Согласно ВТОРОМУ ПРИНЦИПУ военной неостратегии, принципу телетропизма, микроармия была одной огромной (плывущей по морю или рекам либо летающей) совокупностью самособирающихся элементов. К цели, избранной на основании тактических или стратегических соображений, она направлялась в полном рассредоточении с нескольких сторон сразу, чтобы лишь ПЕРЕД САМОЙ ЦЕЛЬЮ СЛИТЬСЯ в заранее запрограммированное целое. Таким образом, боевые устройства выходили с заводов не в окончательном виде, готовые к боевым действиям наподобие погруженных на железнодорожные платформы танков или орудий, но словно микроскопические кирпичики, способные сплотиться в боевую машину на месте назначения. Поэтому такие армии называли самосборными. Простейшим примером было саморассредоточивающееся атомное оружие. Ракету (ICBM, IRM[39]), запущенную с земли, надводного корабля или подводной лодки, можно уничтожить из космоса спутниковым лазером. Но невозможно уничтожить подобным образом гигантские тучи микрочастиц, несущие уран или плутоний, который лишь у самой цели сольется в критическую массу, а до тех пор находится в крайне дисперсном состоянии и неотличим от тумана или тучи пыли.

Поначалу старые типы оружия сосуществовали с новыми, но тяжелое, громоздкое броневооружение пало под натиском микроармий столь же быстро, сколь и бесповоротно. Как микробы незаметно проникают в организм животного, чтобы убить его изнутри, так неживые, искусственные микробы, согласно приданным им тропизмам, проникали в дула орудий, зарядные камеры, моторы танков и самолетов, каталитически прогрызали насквозь броню или же, добравшись до горючего и пороховых зарядов, взрывали их.
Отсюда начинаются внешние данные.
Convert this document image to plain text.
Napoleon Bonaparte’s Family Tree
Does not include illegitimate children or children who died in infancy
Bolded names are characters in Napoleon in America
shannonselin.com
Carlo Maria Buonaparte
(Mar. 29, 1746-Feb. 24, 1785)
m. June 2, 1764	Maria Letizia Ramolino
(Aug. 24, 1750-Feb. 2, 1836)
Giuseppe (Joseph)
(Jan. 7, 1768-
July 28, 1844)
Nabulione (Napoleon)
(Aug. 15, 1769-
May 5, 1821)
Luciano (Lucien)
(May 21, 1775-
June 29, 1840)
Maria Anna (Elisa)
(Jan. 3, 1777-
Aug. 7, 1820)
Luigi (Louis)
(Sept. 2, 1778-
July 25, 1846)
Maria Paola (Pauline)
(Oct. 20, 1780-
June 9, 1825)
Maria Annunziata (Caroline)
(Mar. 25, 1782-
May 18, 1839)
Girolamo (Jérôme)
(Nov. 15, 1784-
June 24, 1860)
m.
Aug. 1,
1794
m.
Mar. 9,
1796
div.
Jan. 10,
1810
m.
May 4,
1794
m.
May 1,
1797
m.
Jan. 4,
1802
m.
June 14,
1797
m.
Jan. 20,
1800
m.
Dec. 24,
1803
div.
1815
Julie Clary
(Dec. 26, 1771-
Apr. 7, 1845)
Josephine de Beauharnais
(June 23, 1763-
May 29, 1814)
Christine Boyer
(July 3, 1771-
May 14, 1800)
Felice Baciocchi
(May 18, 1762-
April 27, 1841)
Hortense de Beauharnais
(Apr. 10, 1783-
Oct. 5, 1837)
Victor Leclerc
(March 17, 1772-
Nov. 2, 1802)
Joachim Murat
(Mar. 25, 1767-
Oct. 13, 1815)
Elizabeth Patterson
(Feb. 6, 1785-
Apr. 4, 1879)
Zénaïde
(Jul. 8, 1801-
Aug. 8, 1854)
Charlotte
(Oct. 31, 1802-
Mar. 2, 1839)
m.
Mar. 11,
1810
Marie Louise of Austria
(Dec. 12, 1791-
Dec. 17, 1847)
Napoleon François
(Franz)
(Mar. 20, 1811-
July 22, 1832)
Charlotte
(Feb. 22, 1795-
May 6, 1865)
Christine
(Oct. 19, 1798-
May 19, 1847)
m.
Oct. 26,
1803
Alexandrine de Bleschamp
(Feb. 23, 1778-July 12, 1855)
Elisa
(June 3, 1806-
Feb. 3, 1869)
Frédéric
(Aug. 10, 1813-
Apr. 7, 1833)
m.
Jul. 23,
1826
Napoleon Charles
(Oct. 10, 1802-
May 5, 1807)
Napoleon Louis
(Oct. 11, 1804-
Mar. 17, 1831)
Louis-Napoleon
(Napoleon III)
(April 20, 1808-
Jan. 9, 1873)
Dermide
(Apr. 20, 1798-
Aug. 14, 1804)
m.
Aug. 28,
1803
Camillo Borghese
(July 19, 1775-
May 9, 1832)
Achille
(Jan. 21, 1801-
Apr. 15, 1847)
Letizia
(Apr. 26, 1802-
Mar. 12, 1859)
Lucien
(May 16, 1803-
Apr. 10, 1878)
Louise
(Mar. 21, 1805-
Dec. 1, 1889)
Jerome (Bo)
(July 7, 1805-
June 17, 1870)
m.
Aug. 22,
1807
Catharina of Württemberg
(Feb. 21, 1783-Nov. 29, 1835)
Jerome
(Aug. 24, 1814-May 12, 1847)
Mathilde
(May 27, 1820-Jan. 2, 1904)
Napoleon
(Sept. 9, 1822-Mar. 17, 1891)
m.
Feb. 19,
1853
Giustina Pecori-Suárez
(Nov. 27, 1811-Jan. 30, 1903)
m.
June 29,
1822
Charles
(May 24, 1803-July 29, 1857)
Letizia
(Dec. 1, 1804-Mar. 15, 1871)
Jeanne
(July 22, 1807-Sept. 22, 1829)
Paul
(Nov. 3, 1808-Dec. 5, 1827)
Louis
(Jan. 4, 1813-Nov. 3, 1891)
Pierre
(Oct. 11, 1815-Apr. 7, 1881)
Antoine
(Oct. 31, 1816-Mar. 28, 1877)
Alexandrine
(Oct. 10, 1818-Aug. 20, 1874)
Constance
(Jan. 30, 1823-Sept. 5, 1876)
Да и что мог поделать самый храбрый и опытный солдат, обвешанный гранатами, вооруженный автоматом, ракетометом и прочим огнестрельным оружием, с микроскопическим и мертвым противником? Не больше, чем врач, который решил бы сражаться с микробами холеры или чумы при помощи молотка либо револьвера.

Среди туч микрооружия, самонаводящегося на заданные цели, человек в мундире был беспомощен так же, как римский легионер со своим мечом и щитом под градом пуль. Людям пришлось покинуть поля сражений уже потому, что специальные виды биотропического микрооружия, уничтожающего все живое, убивали их в считанные секунды.

Уже в XX столетии тактика борьбы в сплоченном строю уступила место рассредоточению боевых сил. Маневренная война потребовала еще большего их рассредоточения, но линии фронтов, разделявшие своих и чужих, существовали по-прежнему. Теперь же эти разграничительные линии окончательно стерлись.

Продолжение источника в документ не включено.